Some senators are in favor of repealing Obamacare’s regulations if money for high-risk pools is increased. Republicans argue that high-risk pools could step in to provide coverage for people with pre-existing conditions, but Democrats counter that they were seriously underfunded when tried before Obamacare.

Sen. Mike Rounds (R-S.D.) said he and other senators have proposed to leadership that an actuary be brought in to consult them on how much funding will be needed for the high-risk pools to function well.

“It appeared as though the numbers they talked about in the House were probably considerably lower than what they needed to make it actually work,” Rounds said. “All we want is an honest estimate that an actuary would look at and say, ‘This is reasonable.’”
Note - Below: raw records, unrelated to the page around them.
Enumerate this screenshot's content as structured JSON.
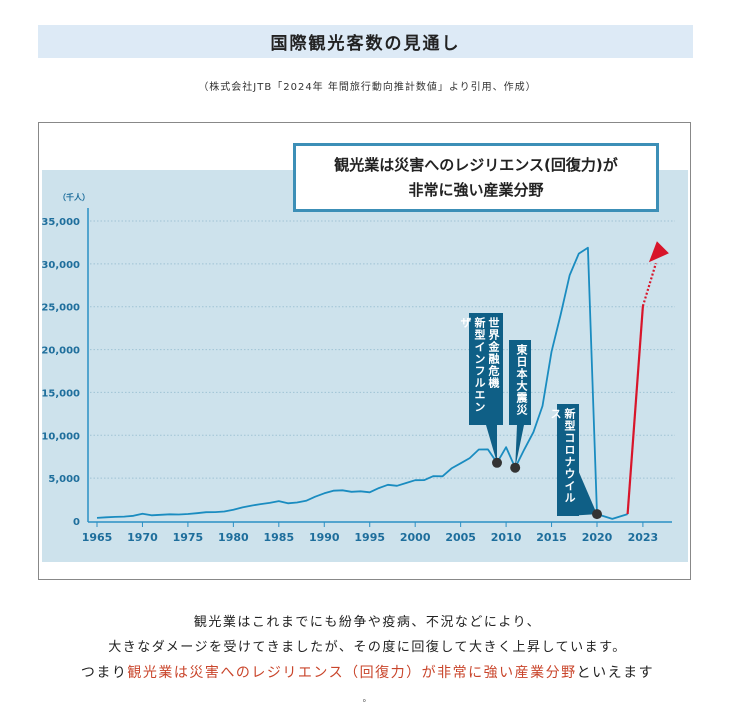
{
  "title": "国際観光客数の見通し",
  "source": "（株式会社JTB「2024年 年間旅行動向推計数値」より引用、作成）",
  "callout": {
    "line1": "観光業は災害へのレジリエンス(回復力)が",
    "line2": "非常に強い産業分野"
  },
  "events": [
    {
      "lines": [
        "世界金融危機",
        "新型インフルエンザ"
      ],
      "year": 2009
    },
    {
      "lines": [
        "東日本大震災"
      ],
      "year": 2011
    },
    {
      "lines": [
        "新型コロナウイルス"
      ],
      "year": 2020
    }
  ],
  "chart_data": {
    "type": "line",
    "ylabel": "（千人）",
    "ylim": [
      0,
      35000
    ],
    "yticks": [
      "0",
      "5,000",
      "10,000",
      "15,000",
      "20,000",
      "25,000",
      "30,000",
      "35,000"
    ],
    "ytick_values": [
      0,
      5000,
      10000,
      15000,
      20000,
      25000,
      30000,
      35000
    ],
    "xticks": [
      "1965",
      "1970",
      "1975",
      "1980",
      "1985",
      "1990",
      "1995",
      "2000",
      "2005",
      "2010",
      "2015",
      "2020",
      "2023"
    ],
    "grid": "horizontal dotted",
    "series": [
      {
        "color": "#1a8cc0",
        "x": [
          1965,
          1966,
          1967,
          1968,
          1969,
          1970,
          1971,
          1972,
          1973,
          1974,
          1975,
          1976,
          1977,
          1978,
          1979,
          1980,
          1981,
          1982,
          1983,
          1984,
          1985,
          1986,
          1987,
          1988,
          1989,
          1990,
          1991,
          1992,
          1993,
          1994,
          1995,
          1996,
          1997,
          1998,
          1999,
          2000,
          2001,
          2002,
          2003,
          2004,
          2005,
          2006,
          2007,
          2008,
          2009,
          2010,
          2011,
          2012,
          2013,
          2014,
          2015,
          2016,
          2017,
          2018,
          2019,
          2020,
          2021,
          2022
        ],
        "y": [
          367,
          433,
          477,
          519,
          609,
          854,
          660,
          724,
          785,
          764,
          812,
          915,
          1028,
          1039,
          1113,
          1317,
          1583,
          1793,
          1968,
          2110,
          2327,
          2062,
          2155,
          2355,
          2835,
          3236,
          3533,
          3582,
          3410,
          3468,
          3345,
          3837,
          4218,
          4106,
          4438,
          4757,
          4772,
          5239,
          5212,
          6138,
          6728,
          7334,
          8347,
          8351,
          6790,
          8611,
          6219,
          8358,
          10364,
          13413,
          19737,
          24040,
          28691,
          31192,
          31882,
          800,
          250,
          800
        ]
      },
      {
        "color": "#d8152a",
        "x": [
          2022,
          2023
        ],
        "y": [
          800,
          25066
        ]
      }
    ],
    "projection": {
      "color": "#d8152a",
      "style": "dotted arrow",
      "x": [
        2023,
        2024
      ],
      "y": [
        25066,
        31000
      ]
    },
    "markers": [
      {
        "x": 2009,
        "y": 6790
      },
      {
        "x": 2011,
        "y": 6219
      },
      {
        "x": 2020,
        "y": 800
      }
    ]
  },
  "body": {
    "line1": "観光業はこれまでにも紛争や疫病、不況などにより、",
    "line2": "大きなダメージを受けてきましたが、その度に回復して大きく上昇しています。",
    "line3_prefix": "つまり",
    "line3_highlight": "観光業は災害へのレジリエンス（回復力）が非常に強い産業分野",
    "line3_suffix": "といえます",
    "trailing": "。",
    "highlight_color": "#c9452b"
  }
}
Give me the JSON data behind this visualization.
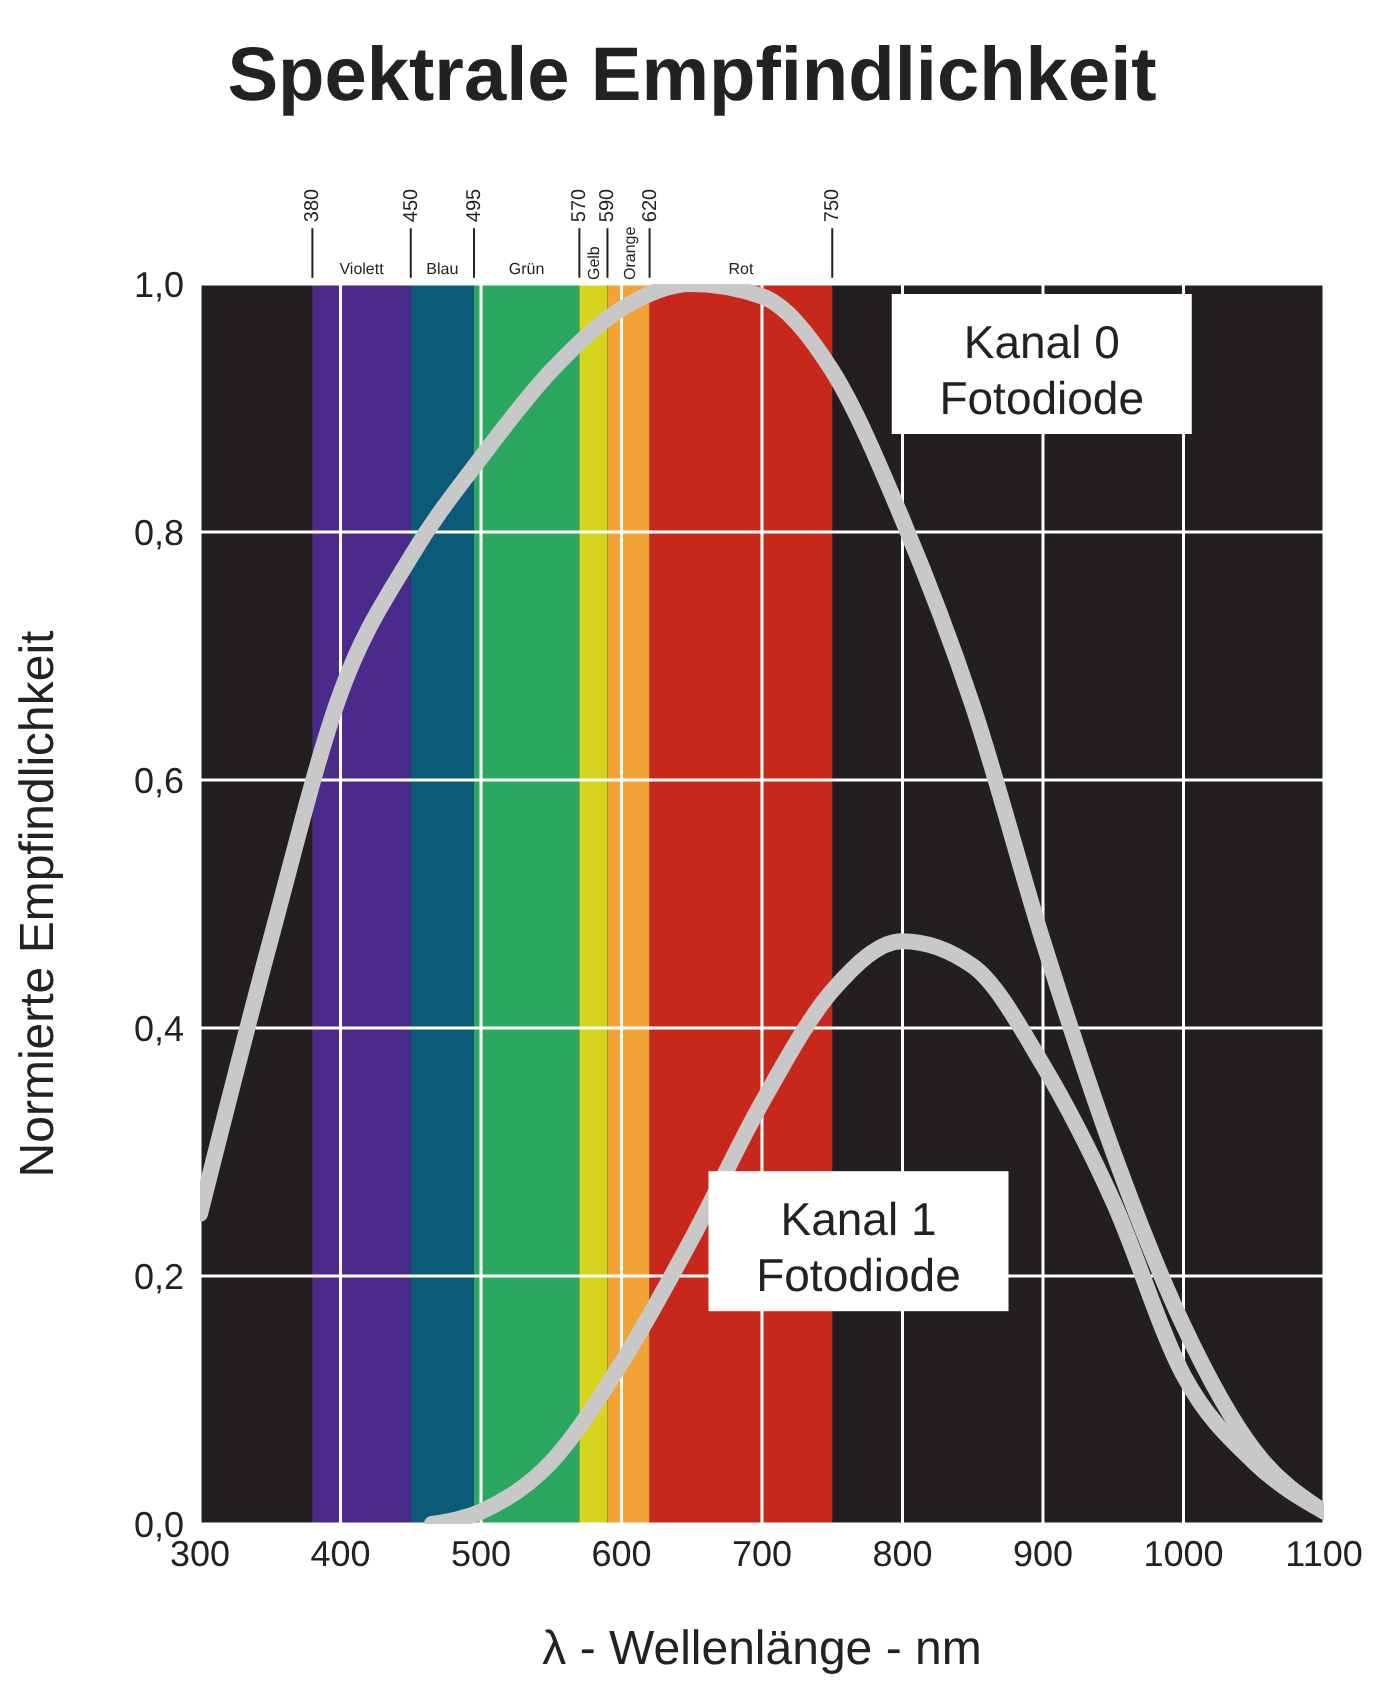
{
  "chart_data": {
    "type": "line",
    "title": "Spektrale Empfindlichkeit",
    "xlabel": "λ - Wellenlänge - nm",
    "ylabel": "Normierte Empfindlichkeit",
    "x": [
      300,
      350,
      400,
      450,
      500,
      550,
      600,
      650,
      700,
      750,
      800,
      850,
      900,
      950,
      1000,
      1050,
      1100
    ],
    "series": [
      {
        "name": "Kanal 0\nFotodiode",
        "color": "#c8c8c8",
        "values": [
          0.25,
          0.47,
          0.67,
          0.78,
          0.86,
          0.93,
          0.98,
          1.0,
          0.99,
          0.93,
          0.81,
          0.66,
          0.47,
          0.3,
          0.16,
          0.06,
          0.01
        ]
      },
      {
        "name": "Kanal 1\nFotodiode",
        "color": "#c8c8c8",
        "x": [
          465,
          500,
          550,
          600,
          650,
          700,
          750,
          800,
          850,
          900,
          950,
          1000,
          1050,
          1100
        ],
        "values": [
          0.0,
          0.01,
          0.05,
          0.13,
          0.23,
          0.34,
          0.43,
          0.47,
          0.45,
          0.37,
          0.26,
          0.12,
          0.05,
          0.01
        ]
      }
    ],
    "xlim": [
      300,
      1100
    ],
    "xticks": [
      300,
      400,
      500,
      600,
      700,
      800,
      900,
      1000,
      1100
    ],
    "ylim": [
      0,
      1
    ],
    "yticks": [
      {
        "value": 0,
        "label": "0,0"
      },
      {
        "value": 0.2,
        "label": "0,2"
      },
      {
        "value": 0.4,
        "label": "0,4"
      },
      {
        "value": 0.6,
        "label": "0,6"
      },
      {
        "value": 0.8,
        "label": "0,8"
      },
      {
        "value": 1,
        "label": "1,0"
      }
    ],
    "x2lim": [
      300,
      1100
    ],
    "x2ticks": [
      380,
      450,
      495,
      570,
      590,
      620,
      750
    ],
    "bands": [
      {
        "axis": "x",
        "from": 380,
        "to": 450,
        "label": "Violett",
        "color": "#4b2a8c"
      },
      {
        "axis": "x",
        "from": 450,
        "to": 495,
        "label": "Blau",
        "color": "#0b5a78"
      },
      {
        "axis": "x",
        "from": 495,
        "to": 570,
        "label": "Grün",
        "color": "#2aa860"
      },
      {
        "axis": "x",
        "from": 570,
        "to": 590,
        "label": "Gelb",
        "color": "#d6d41c"
      },
      {
        "axis": "x",
        "from": 590,
        "to": 620,
        "label": "Orange",
        "color": "#f3a235"
      },
      {
        "axis": "x",
        "from": 620,
        "to": 750,
        "label": "Rot",
        "color": "#c8281c"
      }
    ],
    "grid": true,
    "legend": false,
    "marker": "none",
    "line_style": "solid"
  }
}
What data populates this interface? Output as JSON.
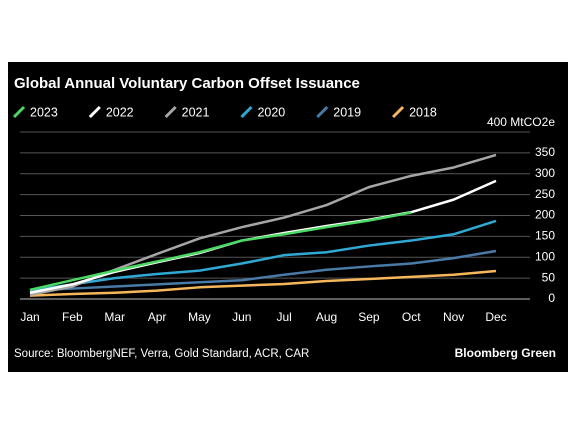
{
  "chart_data": {
    "type": "line",
    "title": "Global Annual Voluntary Carbon Offset Issuance",
    "source": "Source: BloombergNEF, Verra, Gold Standard, ACR, CAR",
    "brand": "Bloomberg Green",
    "categories": [
      "Jan",
      "Feb",
      "Mar",
      "Apr",
      "May",
      "Jun",
      "Jul",
      "Aug",
      "Sep",
      "Oct",
      "Nov",
      "Dec"
    ],
    "series": [
      {
        "name": "2023",
        "color": "#4cd964",
        "values": [
          22,
          45,
          68,
          90,
          112,
          140,
          155,
          172,
          188,
          207,
          null,
          null
        ]
      },
      {
        "name": "2022",
        "color": "#ffffff",
        "values": [
          15,
          35,
          65,
          88,
          110,
          140,
          158,
          175,
          190,
          208,
          238,
          283
        ]
      },
      {
        "name": "2021",
        "color": "#a6a6a6",
        "values": [
          10,
          30,
          70,
          108,
          145,
          172,
          195,
          225,
          268,
          295,
          315,
          345
        ]
      },
      {
        "name": "2020",
        "color": "#2fa9d4",
        "values": [
          20,
          35,
          50,
          60,
          68,
          85,
          105,
          112,
          128,
          140,
          155,
          187
        ]
      },
      {
        "name": "2019",
        "color": "#4a7aa6",
        "values": [
          20,
          25,
          30,
          35,
          40,
          45,
          58,
          70,
          78,
          85,
          98,
          115
        ]
      },
      {
        "name": "2018",
        "color": "#f5b75a",
        "values": [
          8,
          12,
          15,
          20,
          28,
          32,
          36,
          43,
          48,
          53,
          58,
          67
        ]
      }
    ],
    "ylim": [
      0,
      400
    ],
    "yticks": [
      0,
      50,
      100,
      150,
      200,
      250,
      300,
      350,
      {
        "value": 400,
        "label": "400 MtCO2e"
      }
    ],
    "grid": true
  }
}
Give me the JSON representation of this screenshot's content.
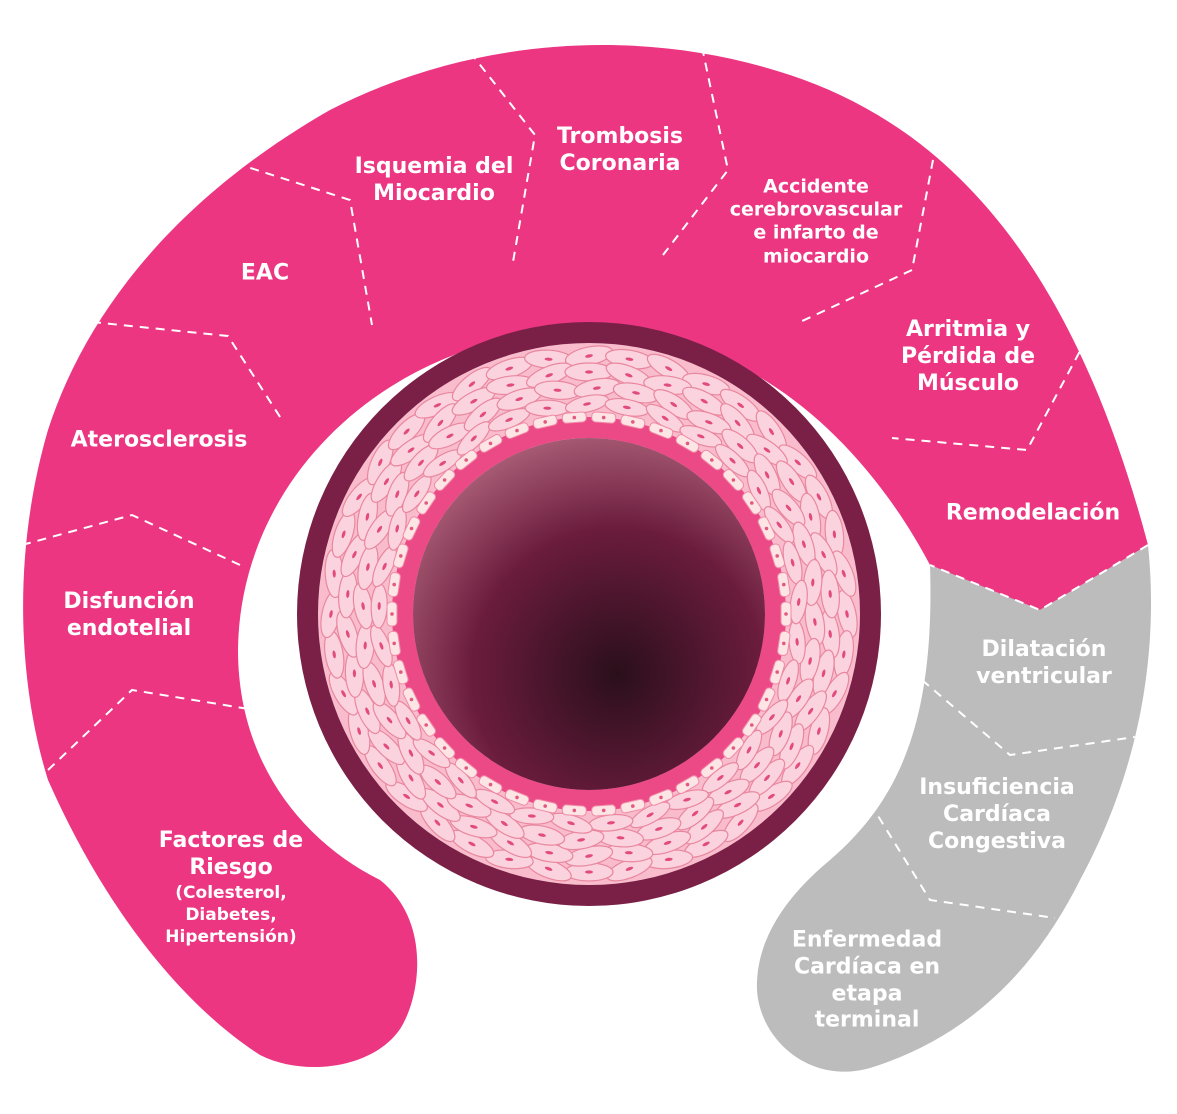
{
  "colors": {
    "pink": "#ec3682",
    "gray": "#bcbcbd",
    "outer_ring": "#7a2046",
    "vessel_wall": "#f8bccd",
    "cell": "#fbd3de",
    "intima_ring": "#ec4a87",
    "endothelium": "#fde4e5",
    "lumen_center": "#2a0f1b",
    "lumen_edge": "#b4687f"
  },
  "stages": [
    {
      "id": "factores",
      "lines": [
        "Factores de",
        "Riesgo"
      ],
      "sub": [
        "(Colesterol,",
        "Diabetes,",
        "Hipertensión)"
      ],
      "group": "pink"
    },
    {
      "id": "disfuncion",
      "lines": [
        "Disfunción",
        "endotelial"
      ],
      "group": "pink"
    },
    {
      "id": "aterosclerosis",
      "lines": [
        "Aterosclerosis"
      ],
      "group": "pink"
    },
    {
      "id": "eac",
      "lines": [
        "EAC"
      ],
      "group": "pink"
    },
    {
      "id": "isquemia",
      "lines": [
        "Isquemia del",
        "Miocardio"
      ],
      "group": "pink"
    },
    {
      "id": "trombosis",
      "lines": [
        "Trombosis",
        "Coronaria"
      ],
      "group": "pink"
    },
    {
      "id": "accidente",
      "lines": [
        "Accidente",
        "cerebrovascular",
        "e infarto de",
        "miocardio"
      ],
      "group": "pink"
    },
    {
      "id": "arritmia",
      "lines": [
        "Arritmia y",
        "Pérdida de",
        "Músculo"
      ],
      "group": "pink"
    },
    {
      "id": "remodelacion",
      "lines": [
        "Remodelación"
      ],
      "group": "pink"
    },
    {
      "id": "dilatacion",
      "lines": [
        "Dilatación",
        "ventricular"
      ],
      "group": "gray"
    },
    {
      "id": "insuficiencia",
      "lines": [
        "Insuficiencia",
        "Cardíaca",
        "Congestiva"
      ],
      "group": "gray"
    },
    {
      "id": "enfermedad",
      "lines": [
        "Enfermedad",
        "Cardíaca en",
        "etapa",
        "terminal"
      ],
      "group": "gray"
    }
  ]
}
Another potential problem is that repealing Obamacare’s regulations might not be possible under Senate rules governing the fast-track process known as reconciliation. Republicans are using that process to bypass a Democratic filibuster and pass the repeal bill with a simply majority.

Under those rules, provisions must be related to the budget to be included in the bill. Sen. John Cornyn (R-Texas) said earlier this month that lawmakers were “looking at” whether the essential health benefits regulation could be repealed under the process.

Sen. Ron Johnson (R-Wis.), who has attended some of the Senate working group meetings, argues that all of Obamacare could be repealed under the rules because the regulations drive up premiums, which in turn drives up government spending on subsidies.

“Personally, I think we could repeal the entire healthcare bill, because all those market reforms are tied to premium increases which affect subsidies; they’re all budget related,” Johnson said.

Asked if his colleagues in the working group agreed with him, Johnson said: “I think we have differences of opinion in terms of that, so that’s my opinion.”